Ермолай с помощью сотских взгромоздился на телегу подле Архаровны и Петра. Когда очередь пришла Антону, и Вавила, усадив его на ось телеги, ударил в первый раз по колодке, посреди смолкнувшей толпы раздался вдруг такой пронзительный крик, что все невольно вздрогнули; почти в то же мгновение к ногам Антона бросилась Варвара; мужики впихнули за ней Ваню и Аксюшу. Понява Варвары распадалась лохмотьями; волосы ее, выпачканные грязью, обсыпали ей спутанными комками лицо и плечи, еле-еле прикрытые дырявою рубахой. В беспамятстве своем она ухватилась обеими руками за ноги мужа, силясь сорвать с них колодки.

– Отец ты наш… отец, батюшка… Ой, родные, спасите… вы меня… не пущайте его, родного сиротинушку, на кручину лютую… На кого-то, отец, оставишь ты нас, горемычных!…

Далее ничего нельзя было разобрать: протяжное рыдание заглушило ее несвязную речь. Ваня и сестра его стояли неподвижно подле дяди и обливались слезами.

– Эй, братцы! – закричал снова Ермолай. – Мотрите, по старой дружбе не давайте моих ребят в обиду, они непричастны!… Эй, вы, девки, и юбки-голубки, сорочки-белобочки, – присовокупил он, подмигивая глядевшим из толпы девкам, – мотрите, будьте им отцами!…

Антон, сидевший по сю пору с видом совершенного онемения, медленно приподнял голову, и слезы закапали у него градом.

Он хотел что-то сказать, но только махнул рукой и обтер обшлагом сермяги глаза.

– Ну, сажай его! – сказал Никита Федорыч, указывая сотским на Антона. – А вы-то что ж стоите?… Садись да бери вожжи; что рты-то разинули!… Эй вы, старосты, оттащите ее… было ей время напрощаться с своим разбойником… Отведите ее… Ну!…

– Батюшка! – вскричала Варвара, судорожно протягивая руку к мужу. – Ба… тю… шка!… Ох, Аптонуш-ка!… Ох!…

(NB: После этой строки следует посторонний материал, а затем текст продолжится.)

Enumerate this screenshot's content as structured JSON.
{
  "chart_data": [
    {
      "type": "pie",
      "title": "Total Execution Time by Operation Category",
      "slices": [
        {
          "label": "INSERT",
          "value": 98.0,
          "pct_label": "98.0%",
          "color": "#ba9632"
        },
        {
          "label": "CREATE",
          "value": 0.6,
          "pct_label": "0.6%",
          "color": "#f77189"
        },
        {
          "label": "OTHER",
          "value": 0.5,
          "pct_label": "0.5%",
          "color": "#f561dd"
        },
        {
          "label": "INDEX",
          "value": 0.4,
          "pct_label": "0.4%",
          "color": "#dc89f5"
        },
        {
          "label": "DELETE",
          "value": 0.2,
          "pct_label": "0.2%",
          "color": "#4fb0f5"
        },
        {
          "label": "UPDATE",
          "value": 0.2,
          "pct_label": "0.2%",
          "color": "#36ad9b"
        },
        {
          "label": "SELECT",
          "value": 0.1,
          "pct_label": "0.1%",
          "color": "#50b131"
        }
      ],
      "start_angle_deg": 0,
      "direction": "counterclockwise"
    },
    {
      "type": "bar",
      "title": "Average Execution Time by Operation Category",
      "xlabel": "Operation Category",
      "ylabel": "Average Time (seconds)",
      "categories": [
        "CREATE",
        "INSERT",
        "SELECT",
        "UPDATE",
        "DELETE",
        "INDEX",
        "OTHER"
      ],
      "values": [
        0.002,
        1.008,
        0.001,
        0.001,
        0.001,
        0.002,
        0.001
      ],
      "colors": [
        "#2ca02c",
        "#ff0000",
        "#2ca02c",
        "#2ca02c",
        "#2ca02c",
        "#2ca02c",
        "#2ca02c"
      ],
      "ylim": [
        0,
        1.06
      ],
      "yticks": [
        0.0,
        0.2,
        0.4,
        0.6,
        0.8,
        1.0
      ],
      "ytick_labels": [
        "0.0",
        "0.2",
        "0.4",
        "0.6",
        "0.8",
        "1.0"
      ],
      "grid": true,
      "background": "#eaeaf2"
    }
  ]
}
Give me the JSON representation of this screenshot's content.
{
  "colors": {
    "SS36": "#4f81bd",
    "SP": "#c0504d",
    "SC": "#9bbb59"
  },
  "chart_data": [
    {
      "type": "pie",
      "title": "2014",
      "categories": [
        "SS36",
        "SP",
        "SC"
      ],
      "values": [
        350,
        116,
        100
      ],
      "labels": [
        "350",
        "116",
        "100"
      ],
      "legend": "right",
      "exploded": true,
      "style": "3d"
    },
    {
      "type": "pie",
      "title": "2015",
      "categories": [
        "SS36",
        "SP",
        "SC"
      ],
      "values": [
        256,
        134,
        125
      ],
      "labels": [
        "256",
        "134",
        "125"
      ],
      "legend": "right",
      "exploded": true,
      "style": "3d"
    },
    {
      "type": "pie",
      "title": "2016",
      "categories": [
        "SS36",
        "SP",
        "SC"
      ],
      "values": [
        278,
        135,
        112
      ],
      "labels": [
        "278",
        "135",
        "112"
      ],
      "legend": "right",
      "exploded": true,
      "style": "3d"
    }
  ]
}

И баба грохнулась со всех ног наземь.

– Эхма! тетка Варвара, – начал опять Ермолай, взмостясь на перекладину телеги. – Полно! его не разжалобишь (он указал на Никиту Федорыча): ишь он как пузо-то выставил…

– Трогай! – закричал сердито Никита Федорыч, махнув рукою мужикам, усевшимся на облучки подвод.

Они ударили по лошадям, присвистнули, и телеги покатились.

Толпа кинулась вслед за ними; вперед всех, подле самых колес, скакала, вертясь и коверкаясь на одной ножке, рыжая хромая Анютка.

– Прощайте, ребята, прощайте! – кричал Ермолай, размахивая в воздухе шапкой. – Не поминайте лихом! Прощайте, братцы, прощайте, нас не забывайте!

………………………………………………………

Телеги приближались к околице. В это время белые густые тучи, висевшие так неподвижно на небе, как бы разом тронулись, и пушистые хлопья первого снега повалили, кружась и вертясь, на землю. Вмиг забелела улица Троскина, кровли избушек, старый колодец, а наконец и поля, расстилавшиеся далеко-далеко вокруг всей вотчины; холодный ветер дунул сильнее, и снежная сеть заколыхалась, как тяжелое необъятное покрывало. Никита Федорыч закутался плотнее в свой архалук и обернулся к околице; но ничего уже не увидел управляющий; даже крайние избы села едва заметно мелькали сквозь душистые хлопья валившего отовсюду снега,

– Эки мошенники! – произнес он, отряхиваясь я продолжая путь. – Ведь вот говорил же я, что вся семья такая… Недаром не жалел я их, разбойников. Ну. слава богу, насилу-то наконец отделался!… Эк, подумаешь, право, заварили дело какое… с одним судом неделю целую, почитай, провозились… Ну, да ладно… Теперь, по крайней мере, и в помине их не будет!

Размышляя таким образом, Никита Федорыч не заметил, как подошел к конторе. Голос Анны Андреевны мгновенно вывел его из задумчивости.

– Никита Федорыч, а Никита Федорыч, ступай чай. – прокричала она, высовывая из форточки желтое лицо свое, перевязанное белой косынкой. – Ступай чай пить, полно тебе переваливаться-то!…

– Иду, иду, барыня-сударыня, – отвечал супруг с достоинством и вошел в сени старого флигеля, не заметив Фатимки, которая стояла за дверьми и, закрыв лицо ручонками, о чем-то разливалась-плакала.